The Air Force’s mysterious X-37B space plane just got a little more mysterious. The 29-foot-long, reusable mini-shuttle was designed to spend up to 270 days in orbit. The 270th day of the winged spacecraft’s second flight is today, but the military has no intentions of bringing the billion-dollar robotic vehicle back to Earth just yet. “It’s still up there,” Maj. Tracy Bunko told MSNBC.
Exactly what the X-37B is doing is a secret. The Air Force insists the X-37B, built by Boeing in its soon-to-be-closed Huntington Beach facility, is meant only for conducting orbital science experiments in its pickup-bed-size cargo bay, but analysts say the X-37B is capable of much more than that. It could be an orbital spy. It could even be used to sneak up on and tamper with enemy satellites. It could haul small batches of supplies to the International Space Station. In October, Boeing program manager Art Grantz proposed to build an enlarged X-37C model that could also carry astronauts to the station, filling a gap left by the retired NASA Space Shuttle.
Whatever it’s up to, the X-37B will be doing it longer than anyone imagined when the diminutive spacecraft launched atop an Atlas rocket for the first time in April last year. The Air Force said last year that the X-37B could last nine months in orbit before its power and fuel ran out. (In comparison, the longest manned shuttle mission lasted just 17 days.) In October, Air Force program manager Lt. Col. Tom McIntyre said an extension might be possible. Now it appears the Air Force is taking it day by day, carefully monitoring the X-37B “as it sips power and fuel like a Prius,” in the words of one source involved in the development of military spacecraft.
“It’s working so well that they are thumbing their noses at everyone else as they break their own records, and rightly so,” the source said of the Air Force.

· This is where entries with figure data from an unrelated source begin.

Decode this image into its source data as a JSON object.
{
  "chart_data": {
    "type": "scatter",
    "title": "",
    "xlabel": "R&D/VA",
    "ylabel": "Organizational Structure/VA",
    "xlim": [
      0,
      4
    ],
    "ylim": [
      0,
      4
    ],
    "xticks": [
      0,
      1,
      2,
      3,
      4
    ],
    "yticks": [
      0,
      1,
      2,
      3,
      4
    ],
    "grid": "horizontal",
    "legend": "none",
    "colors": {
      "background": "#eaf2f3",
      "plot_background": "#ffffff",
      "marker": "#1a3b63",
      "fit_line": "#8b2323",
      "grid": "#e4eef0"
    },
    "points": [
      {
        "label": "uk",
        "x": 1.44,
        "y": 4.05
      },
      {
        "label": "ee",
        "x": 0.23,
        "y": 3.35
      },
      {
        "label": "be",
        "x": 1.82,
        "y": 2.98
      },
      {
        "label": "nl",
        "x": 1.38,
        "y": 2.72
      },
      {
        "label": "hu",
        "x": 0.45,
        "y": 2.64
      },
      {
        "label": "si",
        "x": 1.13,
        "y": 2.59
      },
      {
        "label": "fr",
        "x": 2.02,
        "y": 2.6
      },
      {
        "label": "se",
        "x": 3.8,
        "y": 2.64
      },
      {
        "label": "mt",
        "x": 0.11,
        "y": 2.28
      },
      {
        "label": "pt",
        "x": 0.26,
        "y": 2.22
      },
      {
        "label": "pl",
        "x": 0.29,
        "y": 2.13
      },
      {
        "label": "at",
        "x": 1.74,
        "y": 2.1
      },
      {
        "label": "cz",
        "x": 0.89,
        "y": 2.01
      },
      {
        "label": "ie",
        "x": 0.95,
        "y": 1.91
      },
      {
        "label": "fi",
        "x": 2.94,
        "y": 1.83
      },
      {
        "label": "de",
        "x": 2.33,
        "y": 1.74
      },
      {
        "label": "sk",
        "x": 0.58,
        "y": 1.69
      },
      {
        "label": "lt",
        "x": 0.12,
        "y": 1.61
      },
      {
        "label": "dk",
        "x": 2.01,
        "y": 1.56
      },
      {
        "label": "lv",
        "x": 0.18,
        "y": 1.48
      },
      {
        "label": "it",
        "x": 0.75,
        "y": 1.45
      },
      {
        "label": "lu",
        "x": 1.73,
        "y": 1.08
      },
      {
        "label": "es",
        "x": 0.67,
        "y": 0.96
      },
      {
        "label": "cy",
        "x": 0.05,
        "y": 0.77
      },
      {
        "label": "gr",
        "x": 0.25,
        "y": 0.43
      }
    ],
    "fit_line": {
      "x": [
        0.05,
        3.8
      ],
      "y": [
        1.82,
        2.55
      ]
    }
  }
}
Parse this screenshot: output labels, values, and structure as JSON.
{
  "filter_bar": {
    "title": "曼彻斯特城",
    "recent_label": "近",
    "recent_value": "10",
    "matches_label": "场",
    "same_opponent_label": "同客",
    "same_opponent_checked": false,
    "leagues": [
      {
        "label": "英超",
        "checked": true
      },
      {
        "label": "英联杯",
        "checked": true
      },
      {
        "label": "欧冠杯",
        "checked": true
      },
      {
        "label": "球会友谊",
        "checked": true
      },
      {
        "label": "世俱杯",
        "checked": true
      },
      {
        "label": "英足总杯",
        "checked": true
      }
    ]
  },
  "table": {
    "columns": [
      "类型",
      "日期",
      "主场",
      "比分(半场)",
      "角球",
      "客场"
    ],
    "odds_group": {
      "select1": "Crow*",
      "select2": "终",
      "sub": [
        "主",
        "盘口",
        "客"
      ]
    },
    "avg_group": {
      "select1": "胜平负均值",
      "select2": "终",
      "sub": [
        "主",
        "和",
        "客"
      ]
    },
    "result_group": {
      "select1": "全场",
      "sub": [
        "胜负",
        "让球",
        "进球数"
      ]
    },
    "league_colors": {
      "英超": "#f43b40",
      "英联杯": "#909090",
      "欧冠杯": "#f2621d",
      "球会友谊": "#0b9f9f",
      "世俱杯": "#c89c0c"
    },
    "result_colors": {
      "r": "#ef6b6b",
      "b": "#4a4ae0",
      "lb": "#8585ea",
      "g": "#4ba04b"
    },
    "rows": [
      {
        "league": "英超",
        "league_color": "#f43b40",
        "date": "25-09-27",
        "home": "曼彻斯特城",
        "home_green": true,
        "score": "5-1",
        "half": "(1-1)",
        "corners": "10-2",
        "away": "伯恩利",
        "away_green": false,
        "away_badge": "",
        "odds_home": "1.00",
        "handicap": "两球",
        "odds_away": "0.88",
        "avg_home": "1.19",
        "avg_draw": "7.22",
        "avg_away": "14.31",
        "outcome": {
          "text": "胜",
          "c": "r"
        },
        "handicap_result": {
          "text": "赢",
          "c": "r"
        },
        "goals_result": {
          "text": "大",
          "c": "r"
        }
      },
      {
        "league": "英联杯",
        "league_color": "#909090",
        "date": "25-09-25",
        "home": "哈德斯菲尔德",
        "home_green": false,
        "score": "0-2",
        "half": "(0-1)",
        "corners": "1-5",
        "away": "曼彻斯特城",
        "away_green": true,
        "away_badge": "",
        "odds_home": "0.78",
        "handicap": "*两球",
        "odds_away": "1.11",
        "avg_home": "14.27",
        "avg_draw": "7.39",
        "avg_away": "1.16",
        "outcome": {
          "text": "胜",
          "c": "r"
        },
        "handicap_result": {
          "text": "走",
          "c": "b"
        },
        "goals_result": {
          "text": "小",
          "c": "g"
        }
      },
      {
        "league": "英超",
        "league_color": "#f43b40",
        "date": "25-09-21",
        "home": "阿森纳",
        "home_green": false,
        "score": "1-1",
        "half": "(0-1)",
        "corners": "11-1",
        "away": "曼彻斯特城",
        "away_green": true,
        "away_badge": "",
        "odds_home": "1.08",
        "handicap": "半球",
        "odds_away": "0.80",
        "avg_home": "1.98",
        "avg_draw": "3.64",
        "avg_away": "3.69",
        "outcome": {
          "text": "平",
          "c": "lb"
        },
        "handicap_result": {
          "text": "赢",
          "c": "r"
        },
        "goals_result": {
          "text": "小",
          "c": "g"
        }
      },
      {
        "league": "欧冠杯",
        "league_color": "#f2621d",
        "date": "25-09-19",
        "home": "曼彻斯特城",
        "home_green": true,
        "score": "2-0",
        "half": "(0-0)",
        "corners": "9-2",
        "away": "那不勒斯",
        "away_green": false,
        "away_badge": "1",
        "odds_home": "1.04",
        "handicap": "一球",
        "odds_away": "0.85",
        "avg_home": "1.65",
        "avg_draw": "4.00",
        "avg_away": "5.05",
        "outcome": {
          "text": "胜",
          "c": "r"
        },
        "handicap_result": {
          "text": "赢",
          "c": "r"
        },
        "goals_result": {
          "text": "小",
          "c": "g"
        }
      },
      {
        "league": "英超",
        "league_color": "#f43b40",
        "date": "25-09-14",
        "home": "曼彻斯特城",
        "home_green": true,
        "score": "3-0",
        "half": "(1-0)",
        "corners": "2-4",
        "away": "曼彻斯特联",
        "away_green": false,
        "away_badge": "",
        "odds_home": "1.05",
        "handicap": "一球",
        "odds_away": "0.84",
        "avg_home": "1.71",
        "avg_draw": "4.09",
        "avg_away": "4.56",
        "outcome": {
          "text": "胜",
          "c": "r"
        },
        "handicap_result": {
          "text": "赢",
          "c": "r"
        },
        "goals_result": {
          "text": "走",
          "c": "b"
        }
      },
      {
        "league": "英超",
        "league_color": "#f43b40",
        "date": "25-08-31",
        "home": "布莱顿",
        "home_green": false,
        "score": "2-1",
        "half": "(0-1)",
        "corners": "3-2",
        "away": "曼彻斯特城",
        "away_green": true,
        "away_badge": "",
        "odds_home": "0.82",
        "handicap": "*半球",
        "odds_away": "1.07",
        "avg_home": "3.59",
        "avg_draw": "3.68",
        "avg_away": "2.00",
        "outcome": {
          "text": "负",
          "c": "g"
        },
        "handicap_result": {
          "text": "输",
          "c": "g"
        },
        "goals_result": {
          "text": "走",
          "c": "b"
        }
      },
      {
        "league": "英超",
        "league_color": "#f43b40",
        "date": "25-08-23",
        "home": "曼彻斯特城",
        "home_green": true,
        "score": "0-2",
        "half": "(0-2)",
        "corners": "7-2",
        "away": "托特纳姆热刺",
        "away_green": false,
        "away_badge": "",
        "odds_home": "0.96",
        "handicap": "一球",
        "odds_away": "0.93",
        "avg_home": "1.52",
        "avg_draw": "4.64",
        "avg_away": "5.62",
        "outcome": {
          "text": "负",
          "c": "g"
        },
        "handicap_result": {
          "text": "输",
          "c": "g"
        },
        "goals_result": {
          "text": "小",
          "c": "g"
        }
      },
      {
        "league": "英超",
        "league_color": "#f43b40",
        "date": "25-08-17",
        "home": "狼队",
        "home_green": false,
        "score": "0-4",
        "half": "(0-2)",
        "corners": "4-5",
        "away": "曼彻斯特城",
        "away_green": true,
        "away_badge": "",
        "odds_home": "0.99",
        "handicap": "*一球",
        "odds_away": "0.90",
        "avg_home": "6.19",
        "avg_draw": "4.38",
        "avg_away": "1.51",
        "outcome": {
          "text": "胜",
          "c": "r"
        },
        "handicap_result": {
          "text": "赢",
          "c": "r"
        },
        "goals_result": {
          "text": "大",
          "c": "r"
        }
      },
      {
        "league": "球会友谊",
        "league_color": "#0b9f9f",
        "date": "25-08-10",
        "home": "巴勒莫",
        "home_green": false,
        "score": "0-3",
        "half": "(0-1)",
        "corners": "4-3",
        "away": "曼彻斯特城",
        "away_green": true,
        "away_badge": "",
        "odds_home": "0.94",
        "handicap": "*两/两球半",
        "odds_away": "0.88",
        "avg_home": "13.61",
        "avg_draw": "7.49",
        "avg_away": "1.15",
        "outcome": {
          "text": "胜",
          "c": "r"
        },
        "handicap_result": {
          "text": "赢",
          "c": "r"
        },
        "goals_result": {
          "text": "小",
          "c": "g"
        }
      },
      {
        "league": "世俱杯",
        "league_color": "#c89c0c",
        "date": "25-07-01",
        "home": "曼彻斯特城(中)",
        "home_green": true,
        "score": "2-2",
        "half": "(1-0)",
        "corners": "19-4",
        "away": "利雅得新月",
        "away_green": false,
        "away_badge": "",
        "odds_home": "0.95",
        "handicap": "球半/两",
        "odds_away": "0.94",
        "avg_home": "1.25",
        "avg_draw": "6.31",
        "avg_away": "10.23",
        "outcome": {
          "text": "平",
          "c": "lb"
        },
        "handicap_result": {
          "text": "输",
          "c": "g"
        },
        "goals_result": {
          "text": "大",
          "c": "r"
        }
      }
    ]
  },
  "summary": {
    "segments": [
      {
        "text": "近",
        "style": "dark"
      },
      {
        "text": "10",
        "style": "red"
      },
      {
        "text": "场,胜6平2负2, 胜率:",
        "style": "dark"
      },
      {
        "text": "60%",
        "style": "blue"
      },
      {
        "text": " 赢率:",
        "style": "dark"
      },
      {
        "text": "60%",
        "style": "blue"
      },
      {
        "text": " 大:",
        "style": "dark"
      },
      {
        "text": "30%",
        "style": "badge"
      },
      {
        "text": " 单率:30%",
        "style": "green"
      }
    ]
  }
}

The Air Force “gets greedy on X missions,” the insider added, using shorthand for “experimental” missions. In other words, the flying branch will want to squeeze every ounce of utility out of a unique spacecraft. The insider said it’s also possible that another spacecraft — a satellite, most likely — is slated to take over some of the X-37B’s duties once the space plane lands. If that satellite got diverted for emergency use over, say, Afghanistan, then the X-37B would need to stay in orbit longer.
It’s not clear how long the X-37B might hold out. Once in space, the airplane-shaped X-37B unfurls solar panels to soak up the sun’s energy, stretching its power supply. But there’s no way to top off the onboard rocket fuel that allows the vehicle to maneuver. All the same, careful planning could extend the mission to a full year, in theory. “It could be on station into April for all I know,” the insider told Danger Room.
That would really be something to brag about.